Wednesday, November 14, 2012

We all shoulda had a V8
Frank Bruni, reprinted in today’s Akron Beacon Journal, unpacks the deeply sexist prevailing narrative for thinking and talking about the David Petraeus extra-marital affair and resignation story. 

“It has to be more than mere coincidence that Bill Clinton had an affair with a White House intern; Newt Gingrich with a congressional aide (now his wife); John Edwards with a woman who followed him around with a camera, creating hagiographic mini-documentaries about his presidential campaign; and Petraeus with a woman who made him the subject of a biography so worshipful that its main riddle, joked Jon Stewart, was whether Petraeus was “awesome or incredibly awesome.”
These mighty men didn’t just choose mistresses, by all appearances. They chose fonts of gushing reverence. That’s at least as deliberate and damnable as any signals the alleged temptresses put out.
Petraeus’ choice suggests an additional measure of vanity. Broadwell exercises compulsively, as he does. She’s fascinated by all matters military, as he is.
“Petraeus once joked I was his avatar,” she told the Charlotte Observer a while back. So by his own assessment, he was having an affair with a version of himself.
And yet it’s the women in these situations who are often subjected to a more vigorous public shaming — and assigned greater responsibility…..
An article in Slate asked “how could he — this acclaimed leader and figure of rectitude — allow such a thing to a happen?” The italics are mine, because the verb is a telling one. “She went a bit ga-ga for the general,” the article later observes, adding: “She may have made herself irresistible.”
Such adamant women, such pregnable men. We’ve been stuck on this since Eve, Adam and the Garden of Eden. And it’s true: Eve shouldn’t have been so pushy with the apple.
But Adam could have had a V8.”
David Brooks, reprinted in the same paper, provides a very thoughtful analysis of the political challenges facing the president and Republican leaders willing to put county before party. 
“But the point is the only way to get things done in a divided polarized country is side by side — an acceptable Democratic project paired with an acceptable Republican one.
The fiscal-cliff talks are just the first chapter in this long process. In this first episode, the Democrats should get higher revenues from the rich (elections have consequences) and the Republicans should get some entitlement reform. But the main point is to lay the predicate for the bigger deals to come.
This is about horse-trading. It’s about conducting meetings in which people don’t lecture each other; they deal. It’s about isolating those who want an economic culture war.
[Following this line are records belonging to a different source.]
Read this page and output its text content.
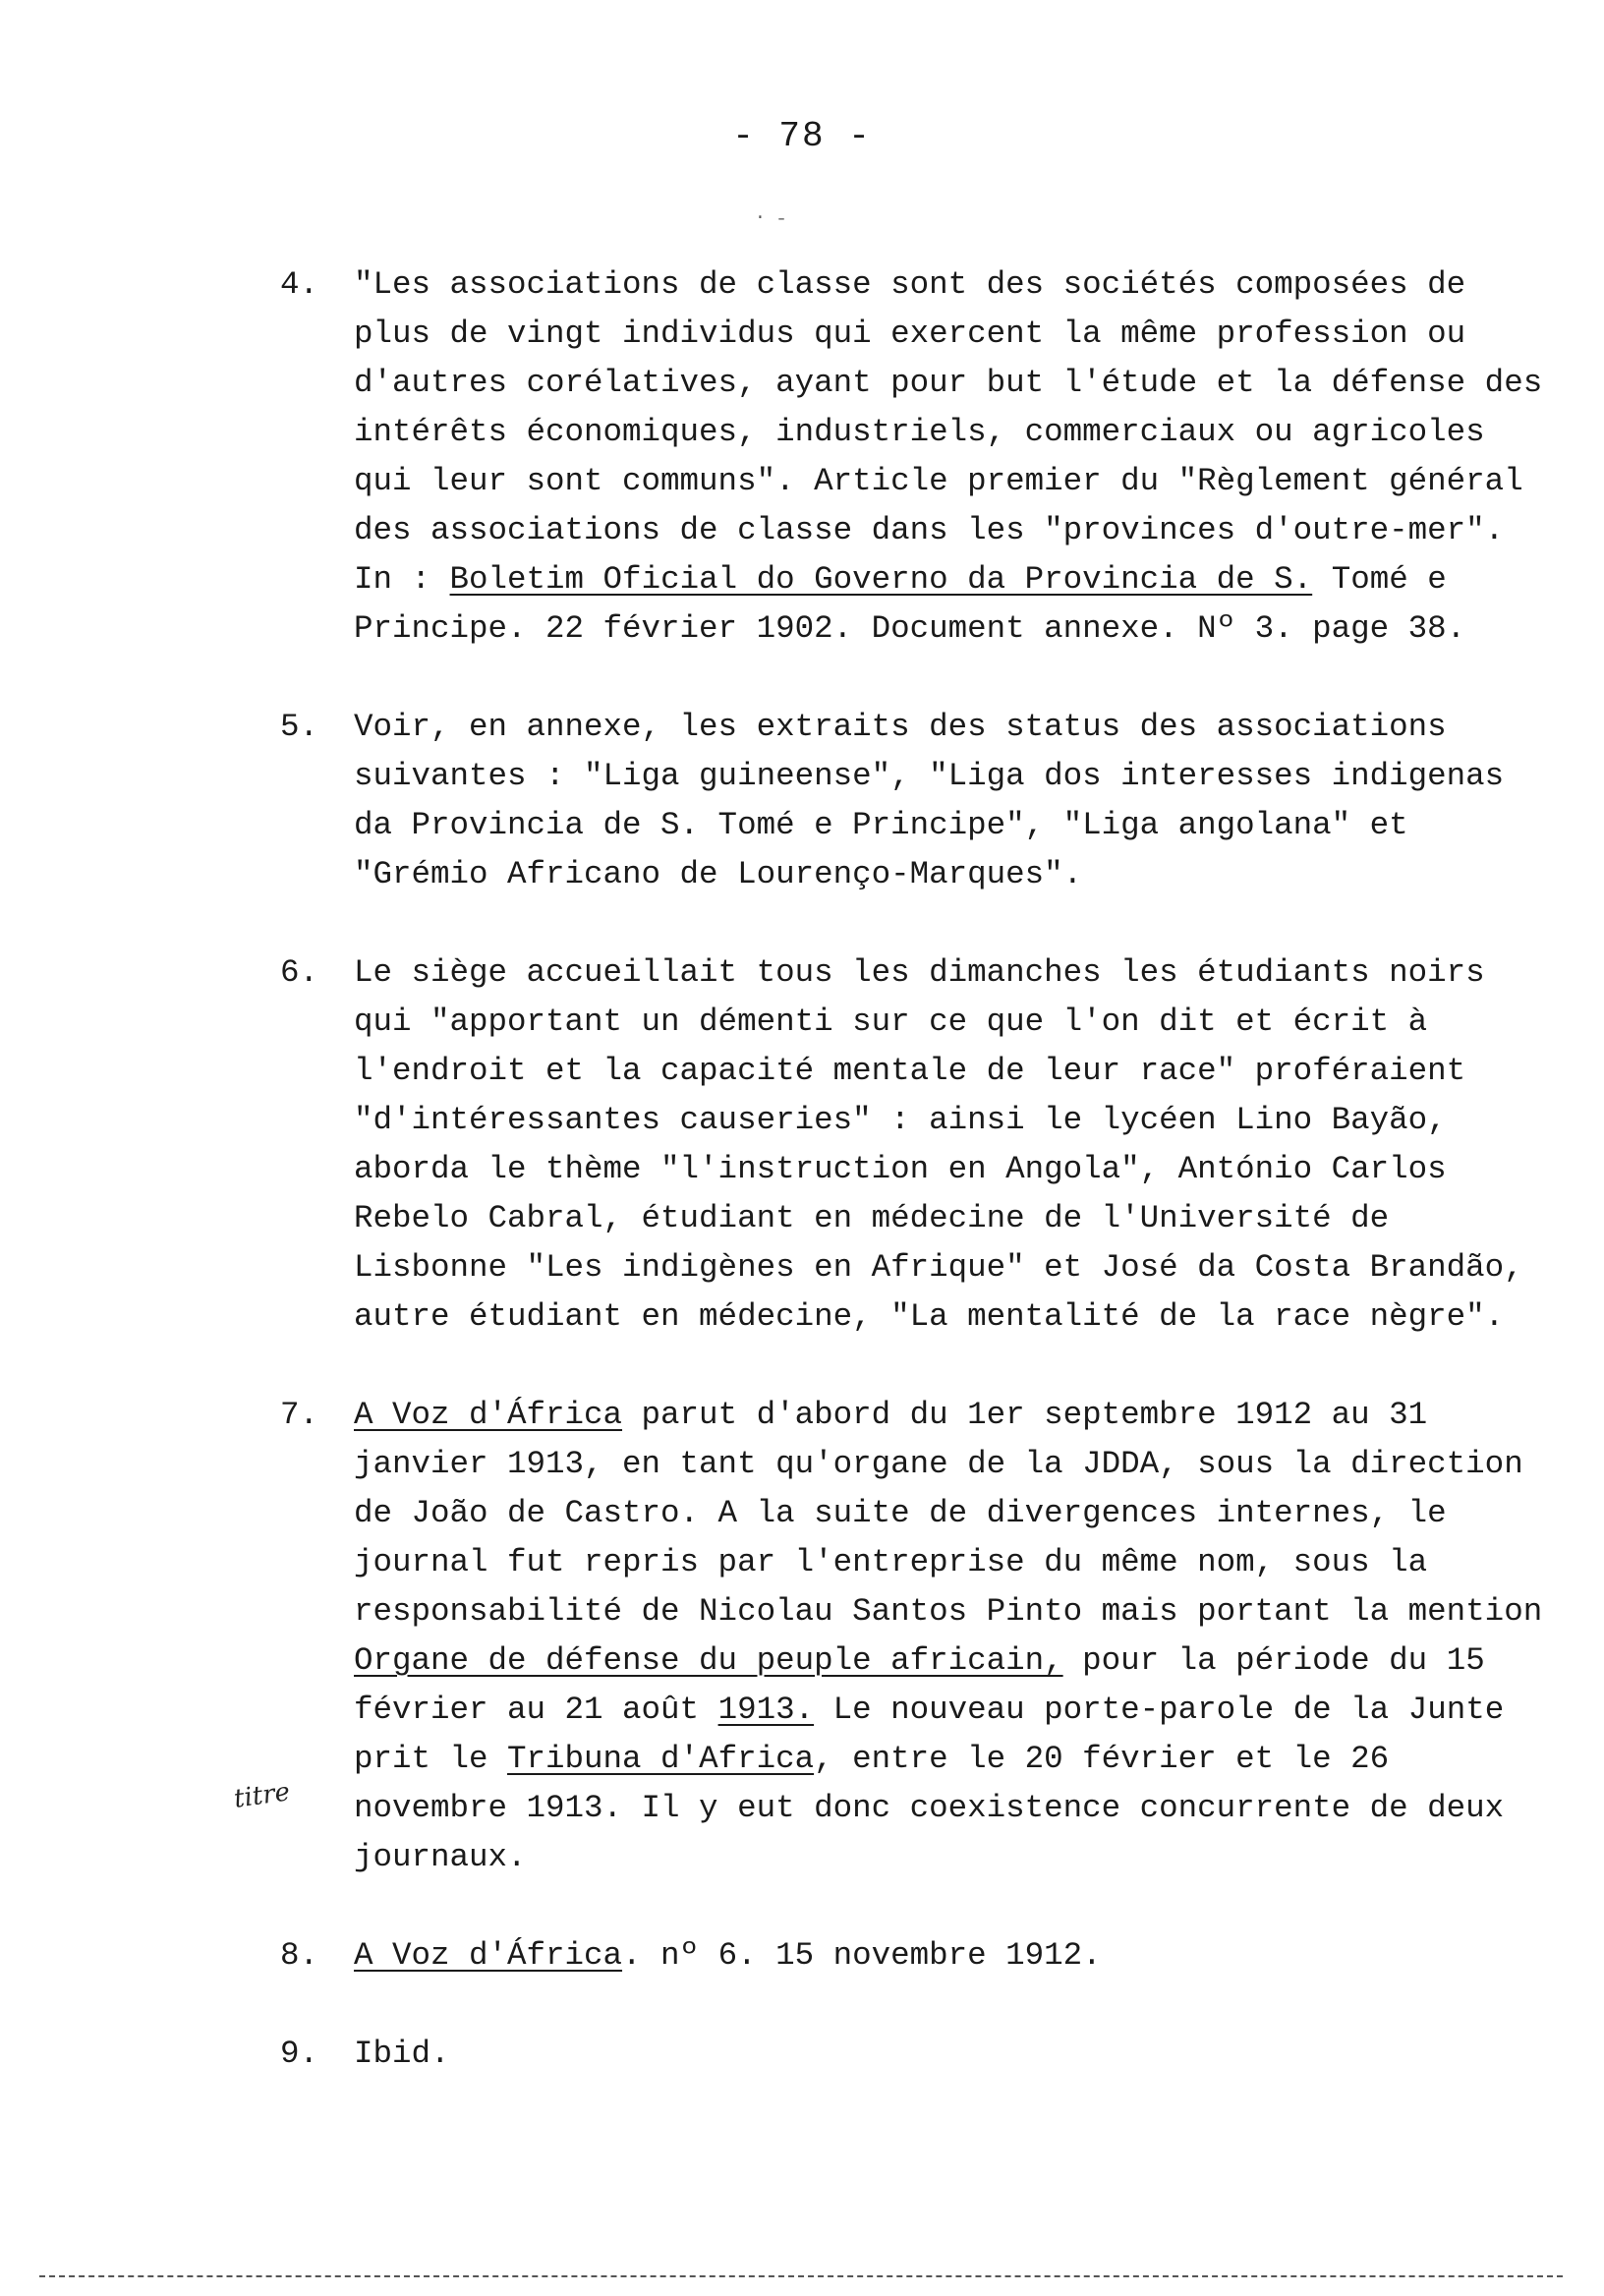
- 78 -
· ˗
4. "Les associations de classe sont des sociétés composées de plus de vingt individus qui exercent la même profession ou d'autres corélatives, ayant pour but l'étude et la défense des intérêts économiques, industriels, commerciaux ou agricoles qui leur sont communs". Article premier du "Règlement général des associations de classe dans les "provinces d'outre-mer". In : Boletim Oficial do Governo da Provincia de S. Tomé e Principe. 22 février 1902. Document annexe. Nº 3. page 38.
5. Voir, en annexe, les extraits des status des associations suivantes : "Liga guineense", "Liga dos interesses indigenas da Provincia de S. Tomé e Principe", "Liga angolana" et "Grémio Africano de Lourenço-Marques".
6. Le siège accueillait tous les dimanches les étudiants noirs qui "apportant un démenti sur ce que l'on dit et écrit à l'endroit et la capacité mentale de leur race" proféraient "d'intéressantes causeries" : ainsi le lycéen Lino Bayão, aborda le thème "l'instruction en Angola", António Carlos Rebelo Cabral, étudiant en médecine de l'Université de Lisbonne "Les indigènes en Afrique" et José da Costa Brandão, autre étudiant en médecine, "La mentalité de la race nègre".
7. A Voz d'África parut d'abord du 1er septembre 1912 au 31 janvier 1913, en tant qu'organe de la JDDA, sous la direction de João de Castro. A la suite de divergences internes, le journal fut repris par l'entreprise du même nom, sous la responsabilité de Nicolau Santos Pinto mais portant la mention Organe de défense du peuple africain, pour la période du 15 février au 21 août 1913. Le nouveau porte-parole de la Junte prit le Tribuna d'Africa, entre le 20 février et le 26 novembre 1913. Il y eut donc coexistence concurrente de deux journaux.
8. A Voz d'África. nº 6. 15 novembre 1912.
9. Ibid.
titre
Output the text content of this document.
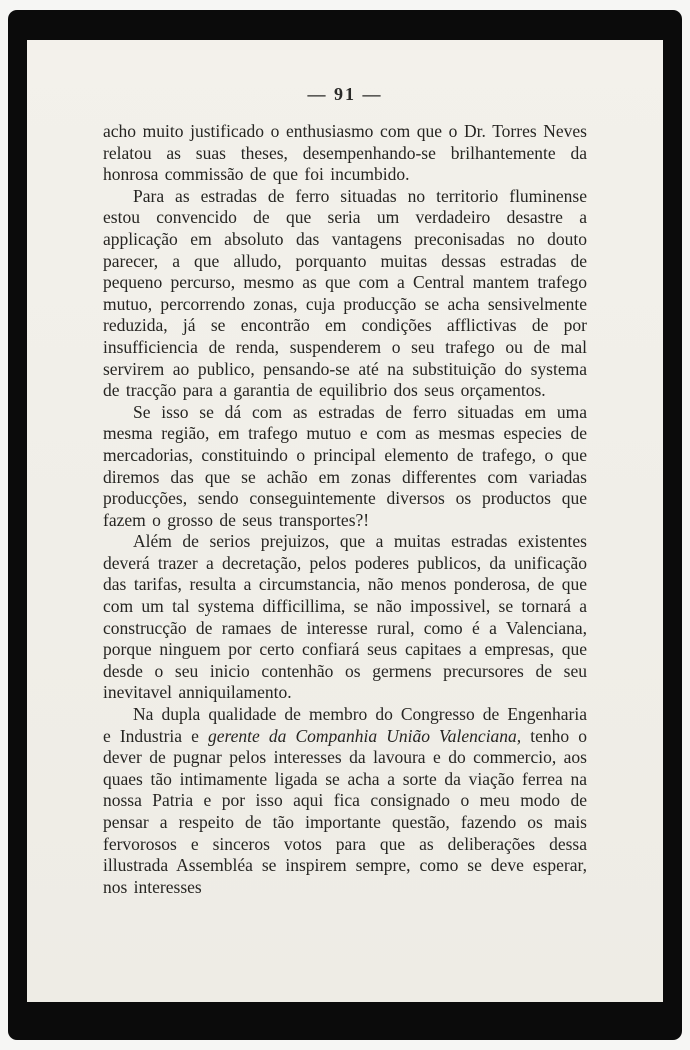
— 91 —

acho muito justificado o enthusiasmo com que o Dr. Torres Neves relatou as suas theses, desempenhando-se brilhantemente da honrosa commissão de que foi incumbido.

Para as estradas de ferro situadas no territorio fluminense estou convencido de que seria um verdadeiro desastre a applicação em absoluto das vantagens preconisadas no douto parecer, a que alludo, porquanto muitas dessas estradas de pequeno percurso, mesmo as que com a Central mantem trafego mutuo, percorrendo zonas, cuja producção se acha sensivelmente reduzida, já se encontrão em condições afflictivas de por insufficiencia de renda, suspenderem o seu trafego ou de mal servirem ao publico, pensando-se até na substituição do systema de tracção para a garantia de equilibrio dos seus orçamentos.

Se isso se dá com as estradas de ferro situadas em uma mesma região, em trafego mutuo e com as mesmas especies de mercadorias, constituindo o principal elemento de trafego, o que diremos das que se achão em zonas differentes com variadas producções, sendo conseguintemente diversos os productos que fazem o grosso de seus transportes?!

Além de serios prejuizos, que a muitas estradas existentes deverá trazer a decretação, pelos poderes publicos, da unificação das tarifas, resulta a circumstancia, não menos ponderosa, de que com um tal systema difficillima, se não impossivel, se tornará a construcção de ramaes de interesse rural, como é a Valenciana, porque ninguem por certo confiará seus capitaes a empresas, que desde o seu inicio contenhão os germens precursores de seu inevitavel anniquilamento.

Na dupla qualidade de membro do Congresso de Engenharia e Industria e gerente da Companhia União Valenciana, tenho o dever de pugnar pelos interesses da lavoura e do commercio, aos quaes tão intimamente ligada se acha a sorte da viação ferrea na nossa Patria e por isso aqui fica consignado o meu modo de pensar a respeito de tão importante questão, fazendo os mais fervorosos e sinceros votos para que as deliberações dessa illustrada Assembléa se inspirem sempre, como se deve esperar, nos interesses
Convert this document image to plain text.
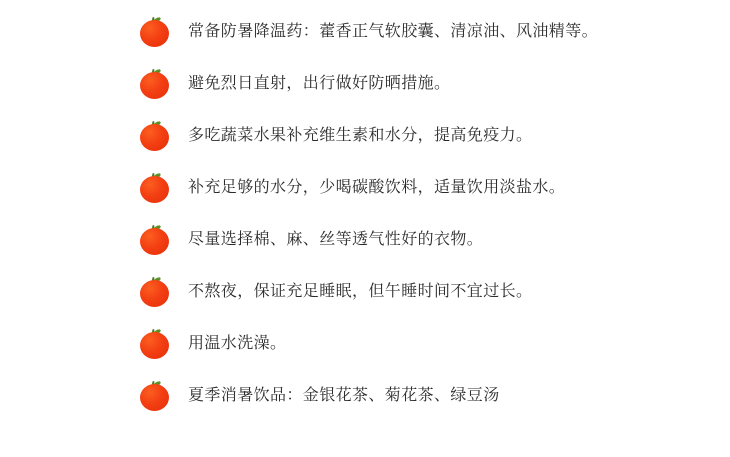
常备防暑降温药：藿香正气软胶囊、清凉油、风油精等。
避免烈日直射，出行做好防晒措施。
多吃蔬菜水果补充维生素和水分，提高免疫力。
补充足够的水分，少喝碳酸饮料，适量饮用淡盐水。
尽量选择棉、麻、丝等透气性好的衣物。
不熬夜，保证充足睡眠，但午睡时间不宜过长。
用温水洗澡。
夏季消暑饮品：金银花茶、菊花茶、绿豆汤
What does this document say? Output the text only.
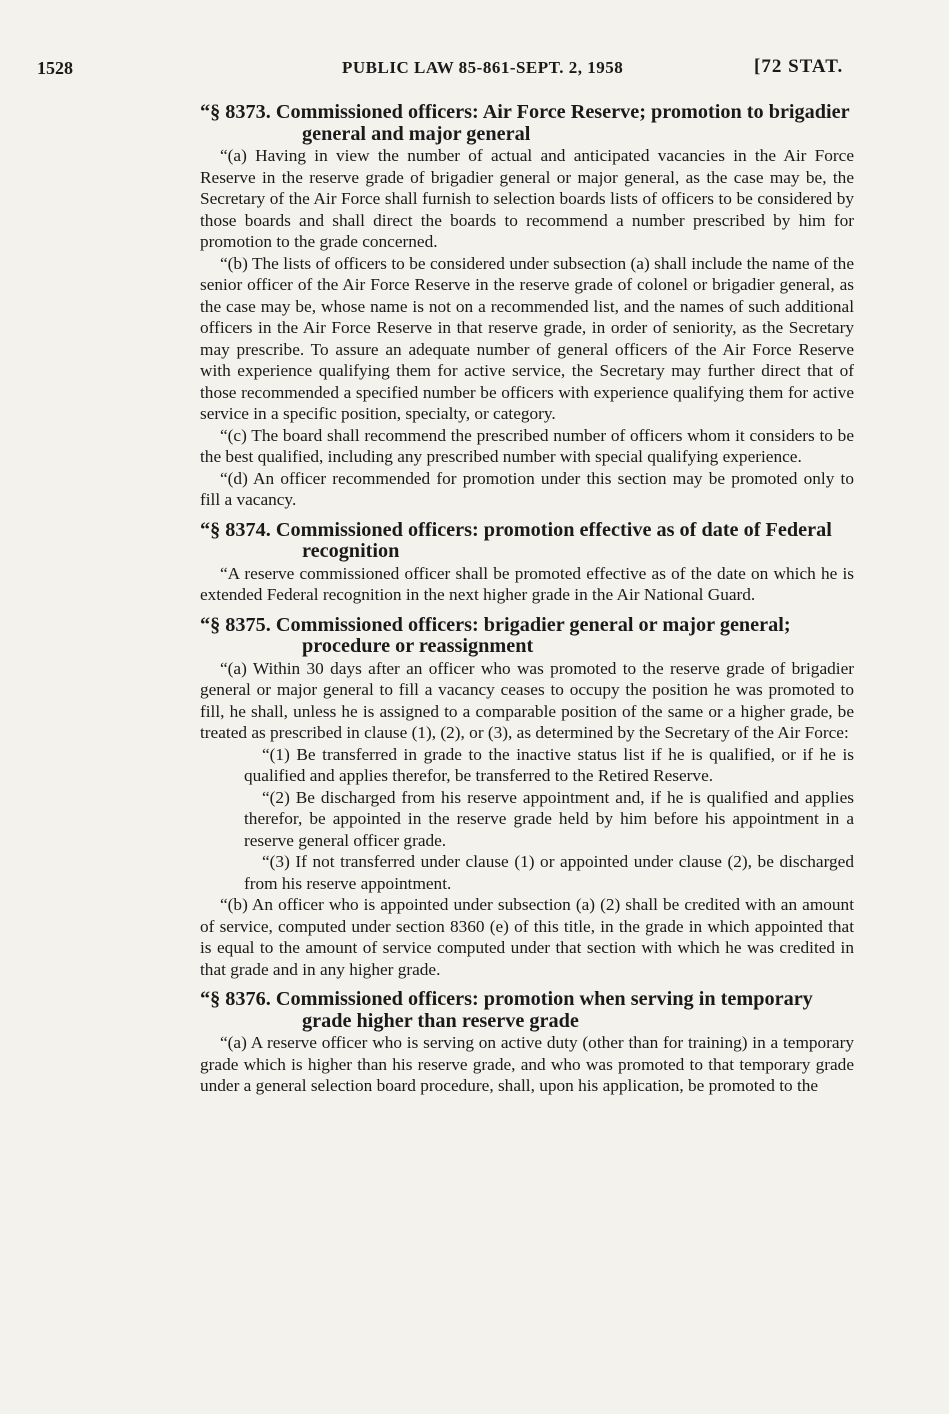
1528	PUBLIC LAW 85-861-SEPT. 2, 1958	[72 STAT.
“§ 8373. Commissioned officers: Air Force Reserve; promotion to brigadier general and major general

“(a) Having in view the number of actual and anticipated vacancies in the Air Force Reserve in the reserve grade of brigadier general or major general, as the case may be, the Secretary of the Air Force shall furnish to selection boards lists of officers to be considered by those boards and shall direct the boards to recommend a number prescribed by him for promotion to the grade concerned.

“(b) The lists of officers to be considered under subsection (a) shall include the name of the senior officer of the Air Force Reserve in the reserve grade of colonel or brigadier general, as the case may be, whose name is not on a recommended list, and the names of such additional officers in the Air Force Reserve in that reserve grade, in order of seniority, as the Secretary may prescribe. To assure an adequate number of general officers of the Air Force Reserve with experience qualifying them for active service, the Secretary may further direct that of those recommended a specified number be officers with experience qualifying them for active service in a specific position, specialty, or category.

“(c) The board shall recommend the prescribed number of officers whom it considers to be the best qualified, including any prescribed number with special qualifying experience.

“(d) An officer recommended for promotion under this section may be promoted only to fill a vacancy.

“§ 8374. Commissioned officers: promotion effective as of date of Federal recognition

“A reserve commissioned officer shall be promoted effective as of the date on which he is extended Federal recognition in the next higher grade in the Air National Guard.

“§ 8375. Commissioned officers: brigadier general or major general; procedure or reassignment

“(a) Within 30 days after an officer who was promoted to the reserve grade of brigadier general or major general to fill a vacancy ceases to occupy the position he was promoted to fill, he shall, unless he is assigned to a comparable position of the same or a higher grade, be treated as prescribed in clause (1), (2), or (3), as determined by the Secretary of the Air Force:

“(1) Be transferred in grade to the inactive status list if he is qualified, or if he is qualified and applies therefor, be transferred to the Retired Reserve.

“(2) Be discharged from his reserve appointment and, if he is qualified and applies therefor, be appointed in the reserve grade held by him before his appointment in a reserve general officer grade.

“(3) If not transferred under clause (1) or appointed under clause (2), be discharged from his reserve appointment.

“(b) An officer who is appointed under subsection (a) (2) shall be credited with an amount of service, computed under section 8360 (e) of this title, in the grade in which appointed that is equal to the amount of service computed under that section with which he was credited in that grade and in any higher grade.

“§ 8376. Commissioned officers: promotion when serving in temporary grade higher than reserve grade

“(a) A reserve officer who is serving on active duty (other than for training) in a temporary grade which is higher than his reserve grade, and who was promoted to that temporary grade under a general selection board procedure, shall, upon his application, be promoted to the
It’s about making clear offers and counteroffers.
If you want a great example of how these deals might work, check out a new paper at Third Way (www.thirdway.org/publications/613) called “The Bargain.” It offers a perfect model of how you might structure a series of big trades to move the country back on the growth path — on innovation policy, tax policy, spending policy and so on.
The more you put on the table, the more trading is possible, the better the atmosphere and the more you might get done. If you only put one idea on the table at a time, then everybody gets gridlocked and nothing gets done.
The economic crisis interrupted him last time, but Obama still has a chance to build a great middle-class economy. It’ll take a dealmaker, not a warrior.”
All of us, our leaders and ourselves, need to do the work to push past the sound bite mine fields of the culture wars and commit to seeing through the fog so we can all get serious about recovering a progressive democratic society with living wage jobs, a working safety net, and strong transportation, education and health care infrastructures to support families, communities, and prosperity. 
The election has shuffled the deck only slightly, but removing some of the worst Tea Party knuckleheads should help leaders in both parties return to problem solving, on the basis of compromise and collaboration, so we can choose a V8.